Honeywell announced that it has signed a definitive agreement to acquire EMS Technologies, Inc., provider of connectivity solutions for mobile networking, rugged mobile computers, and satellite communications. The acquisition is valued at $33 per share in cash, or an aggregate purchase price of approximately $491 million, net of cash acquired. The purchase price translates to approximately 13 times EMS's 2010 earnings before interest, taxes, depreciation and amortization (EBITDA), or approximately 9 times 2010 EBITDA excluding certain corporate costs. The agreement provides for a subsidiary of Honeywell to commence a tender offer within 10 business days to purchase all outstanding shares of EMS.
The acquisition will enhance Honeywell's existing capabilities in rugged mobile computing technologies and satellite communications within its Automation and Control Solutions (ACS) and Aerospace businesses. EMS's $181 million Global Resource Management (GRM) division provides ruggedized mobile computing products and services for use in transportation, logistics, and workforce management settings as well as secure satellite-based asset tracking and messaging technology for search and rescue, warehousing, and field force automation environments. Through its $174 million Aviation division, EMS provides terminals, antennas, in-cabin network devices, rugged data storage, and surveillance applications predominantly for use on aircraft and in other data gathering objectives.

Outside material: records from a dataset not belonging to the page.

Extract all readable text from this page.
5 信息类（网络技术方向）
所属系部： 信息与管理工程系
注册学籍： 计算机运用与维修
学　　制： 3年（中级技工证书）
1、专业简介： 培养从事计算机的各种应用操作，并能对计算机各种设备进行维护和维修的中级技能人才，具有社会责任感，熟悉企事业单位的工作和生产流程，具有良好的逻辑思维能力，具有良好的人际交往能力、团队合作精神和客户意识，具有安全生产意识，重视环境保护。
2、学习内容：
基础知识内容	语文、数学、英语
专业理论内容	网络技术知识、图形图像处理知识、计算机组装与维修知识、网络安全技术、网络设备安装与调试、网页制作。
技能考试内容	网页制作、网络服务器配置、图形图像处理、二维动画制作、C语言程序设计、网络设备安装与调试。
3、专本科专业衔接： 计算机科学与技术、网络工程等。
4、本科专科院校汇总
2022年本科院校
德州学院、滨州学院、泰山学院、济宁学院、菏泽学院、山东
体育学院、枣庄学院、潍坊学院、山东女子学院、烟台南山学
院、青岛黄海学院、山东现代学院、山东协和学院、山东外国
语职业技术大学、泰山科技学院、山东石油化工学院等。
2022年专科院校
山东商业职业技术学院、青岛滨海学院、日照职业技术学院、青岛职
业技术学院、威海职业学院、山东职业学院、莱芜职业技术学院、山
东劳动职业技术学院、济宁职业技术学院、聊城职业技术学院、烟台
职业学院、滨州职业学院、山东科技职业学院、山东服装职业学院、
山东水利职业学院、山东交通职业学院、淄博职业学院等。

"EMS is a terrific addition to Honeywell, adding leading positions in attractive markets that are closely aligned with favorable trends in the growing Command, Control, Communications, Computers, Intelligence, Surveillance, and Reconnaissance (C4ISR) space and commercial aerospace, as well as being highly complementary to our existing Scanning and Mobility business," said Honeywell Chairman and Chief Executive Officer Dave Cote. “The acquisition brings engineering expertise, differentiated technologies, global reach, and profitable adjacent segments that build upon our great positions in good industries and enhance our growth profile."
EMS's GRM division offers solutions for supply chain logistics, mobile workforce management, and remote asset monitoring applications, supported by hundreds of partners worldwide. EMS's mobile resource management solutions include LXE-branded rugged handheld and vehicle-mounted computers featuring multiple radio technologies and satellite-based global tracking and monitoring solutions for cargo, fleet assets, and personnel.
Honeywell has been informed that all directors and officers of EMS intend to tender all of their respective shares in the Offer. The Offer will be subject to the tender of a majority of EMS's shares and customary closing conditions, including regulatory approvals. The transaction is expected to close in the third quarter of 2011. Although the transaction would be dilutive in 2011 by three to four cents, it is not expected to impact the company's previously announced 2011 earnings per share guidance range, and Honeywell anticipates it to be accretive in 2012.